In early 1741 when marriage to Malmgren began to loom, Pilo left Skåne, Scania in English, and moved to Copenhagen, Denmark. There is some question as to whether he left his fiancée behind in Sweden in a childbearing state. In any case Pilo refused to marry her, and the engagement first became legally annulled on 5 May 1747.
He brought with him to Denmark a letter of introduction from Charlotte Amélie Dorothée Desmarez, governess at the Ramel residence and his future wife, to her brother-in-law C.G. Almer, language teacher at the National Cadet Academy (Landkadetakademiet) in Copenhagen. He started working as drawing teacher at the Academy on 4 April 1741, teaching the sons of Danish nobility, the royal pages and cadets.He became at that time a favorite of Admiral Count Danneskjold.
He continued his career as a portraitist in Denmark. He painted an enthusiastically received portrait of Crown Princess Louise of England, the wife of the future Frederick V, one of centenarian Christian Jacobsen Drakenberg in 1742, at the acclaimed age of 116, and another of Christian Lerche in 1743. He concentrated on developing his craft during the 1740s, and probably drew from model in 1744. His duties soon expanded at the Academy; when on 28 June 1745 he became supervisor of drawing instruction, and began making portraits for King Christian VI.
In the years 1745-1747 he began to introduce rococo into his artwork, as seen in his portraits of Sophie Dorothea Danneskiold-Samsøe and A.G. Moltke.

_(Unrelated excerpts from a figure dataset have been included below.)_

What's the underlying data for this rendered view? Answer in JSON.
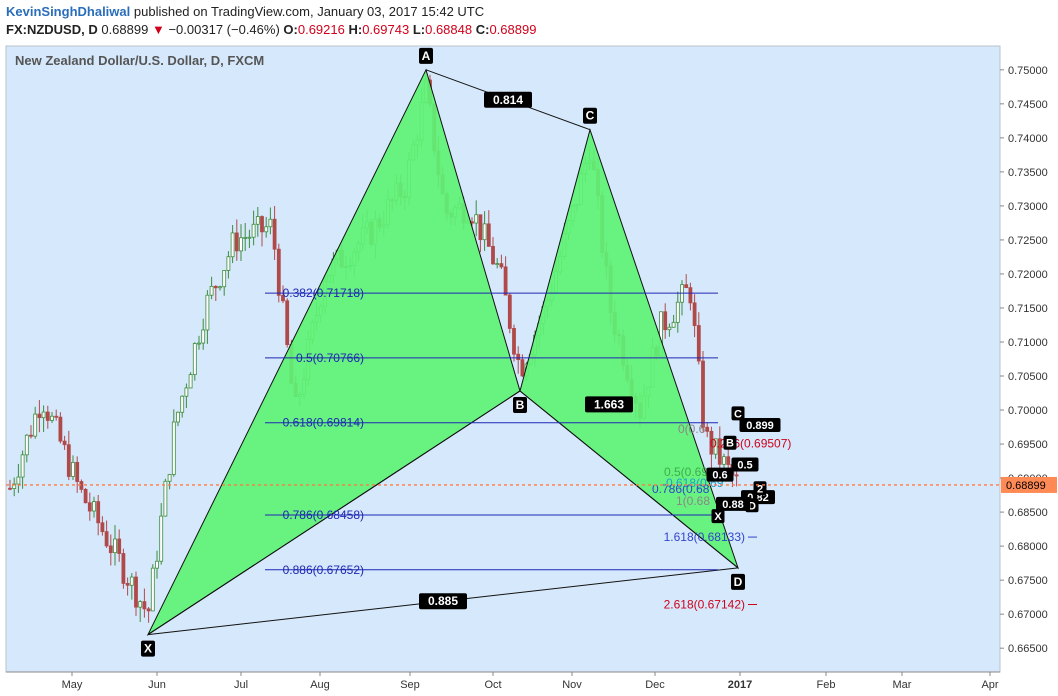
{
  "header": {
    "author": "KevinSinghDhaliwal",
    "published_text": "published on TradingView.com, January 03, 2017 15:42 UTC",
    "symbol": "FX:NZDUSD, D",
    "last": "0.68899",
    "change": "−0.00317 (−0.46%)",
    "o_label": "O:",
    "o_value": "0.69216",
    "h_label": "H:",
    "h_value": "0.69743",
    "l_label": "L:",
    "l_value": "0.68848",
    "c_label": "C:",
    "c_value": "0.68899",
    "down_arrow": "▼"
  },
  "chart_title": "New Zealand Dollar/U.S. Dollar, D, FXCM",
  "chart_data": {
    "type": "candlestick",
    "instrument": "NZDUSD",
    "timeframe": "D",
    "ylim": [
      0.6615,
      0.7535
    ],
    "y_ticks": [
      "0.75000",
      "0.74500",
      "0.74000",
      "0.73500",
      "0.73000",
      "0.72500",
      "0.72000",
      "0.71500",
      "0.71000",
      "0.70500",
      "0.70000",
      "0.69500",
      "0.69000",
      "0.68500",
      "0.68000",
      "0.67500",
      "0.67000",
      "0.66500"
    ],
    "x_ticks": [
      "May",
      "Jun",
      "Jul",
      "Aug",
      "Sep",
      "Oct",
      "Nov",
      "Dec",
      "2017",
      "Feb",
      "Mar",
      "Apr"
    ],
    "current_price": "0.68899",
    "pattern_points": [
      {
        "label": "X",
        "value": 0.667
      },
      {
        "label": "A",
        "value": 0.75
      },
      {
        "label": "B",
        "value": 0.7028
      },
      {
        "label": "C",
        "value": 0.7412
      },
      {
        "label": "D",
        "value": 0.6768
      }
    ],
    "pattern_ratios": [
      "0.814",
      "1.663",
      "0.885"
    ],
    "fib_levels": [
      {
        "text": "0.382(0.71718)",
        "value": 0.71718
      },
      {
        "text": "0.5(0.70766)",
        "value": 0.70766
      },
      {
        "text": "0.618(0.69814)",
        "value": 0.69814
      },
      {
        "text": "0.786(0.68458)",
        "value": 0.68458
      },
      {
        "text": "0.886(0.67652)",
        "value": 0.67652
      }
    ],
    "extensions": [
      {
        "text": "1.618(0.68133)",
        "value": 0.68133,
        "color": "#3345cc"
      },
      {
        "text": "2.618(0.67142)",
        "value": 0.67142,
        "color": "#d0021b"
      }
    ],
    "cluster_labels": [
      {
        "text": "0.236(0.69507)",
        "value": 0.6951,
        "color": "#d0021b"
      },
      {
        "text": "0.5(0.69",
        "value": 0.6909,
        "color": "#3fae49"
      },
      {
        "text": "0.618(0.69",
        "value": 0.6893,
        "color": "#1aa3c9"
      },
      {
        "text": "0.786(0.68",
        "value": 0.6884,
        "color": "#3345cc"
      },
      {
        "text": "1(0.68",
        "value": 0.6866,
        "color": "#888888"
      },
      {
        "text": "0(0.6",
        "value": 0.6972,
        "color": "#888888"
      }
    ],
    "cluster_boxes": [
      "C",
      "B",
      "0.899",
      "0.82",
      "D",
      "X",
      "2",
      "0.88",
      "0.5",
      "0.6"
    ],
    "colors": {
      "background": "#d6e8fb",
      "pattern_fill": "#5ef275",
      "up_candle": "#3d8c3d",
      "down_candle": "#b04a4a",
      "fib_line": "#1f27b5",
      "price_line": "#ff7a45",
      "price_label_bg": "#ff8a55"
    }
  }
}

In 1747 he was named painter to the royal court under the newly crowned King Frederik V, whose duties also included the supervision and restoration of paintings at the royal residences. After several years development he became fully employed by the court and paintings streamed out of his studio.

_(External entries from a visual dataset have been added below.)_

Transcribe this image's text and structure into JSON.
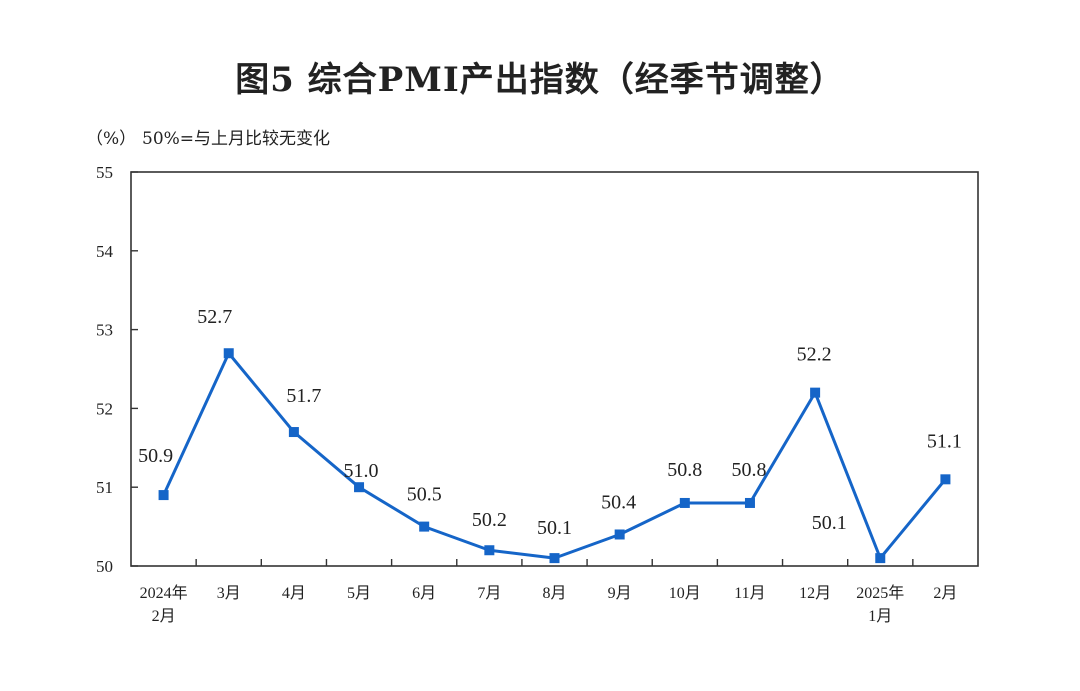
{
  "chart_data": {
    "type": "line",
    "title": "图5  综合PMI产出指数（经季节调整）",
    "ylabel": "（%）",
    "annotation": "50%=与上月比较无变化",
    "ylim": [
      50,
      55
    ],
    "yticks": [
      "50",
      "51",
      "52",
      "53",
      "54",
      "55"
    ],
    "categories": [
      [
        "2024年",
        "2月"
      ],
      [
        "3月"
      ],
      [
        "4月"
      ],
      [
        "5月"
      ],
      [
        "6月"
      ],
      [
        "7月"
      ],
      [
        "8月"
      ],
      [
        "9月"
      ],
      [
        "10月"
      ],
      [
        "11月"
      ],
      [
        "12月"
      ],
      [
        "2025年",
        "1月"
      ],
      [
        "2月"
      ]
    ],
    "series": [
      {
        "name": "综合PMI产出指数",
        "color": "#1565C8",
        "values": [
          50.9,
          52.7,
          51.7,
          51.0,
          50.5,
          50.2,
          50.1,
          50.4,
          50.8,
          50.8,
          52.2,
          50.1,
          51.1
        ],
        "labels": [
          "50.9",
          "52.7",
          "51.7",
          "51.0",
          "50.5",
          "50.2",
          "50.1",
          "50.4",
          "50.8",
          "50.8",
          "52.2",
          "50.1",
          "51.1"
        ]
      }
    ]
  }
}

In 1748 Pilo was named professor at the Drawing and Painting Academy (Tegne- og Malerakademiet), predecessor to the Royal Danish Academy of Art (Det Kongelige Danske Kunstakademi), along with Marcus Tuscher and Johann Friedrich Gerhard. The Academy was then located in the Post Office (Postamts) building behind the Stock Exchange, and was then managed and supervised by Nicolai Eigtved (also known as Niels Eigtved), architect and royal building master.In late summer 1748 the Academy moved to the floor above the Crown Prince's stables at Christiansborg Palace, where Eigtved had his offices, while the model school continued on Gammelstrand, where Hieronimo Miani, former leader of the Academy, had started the studio. Eigtved, the first Dane to exercise some control in the Academy to this point, became the Academy's first Director in 1751.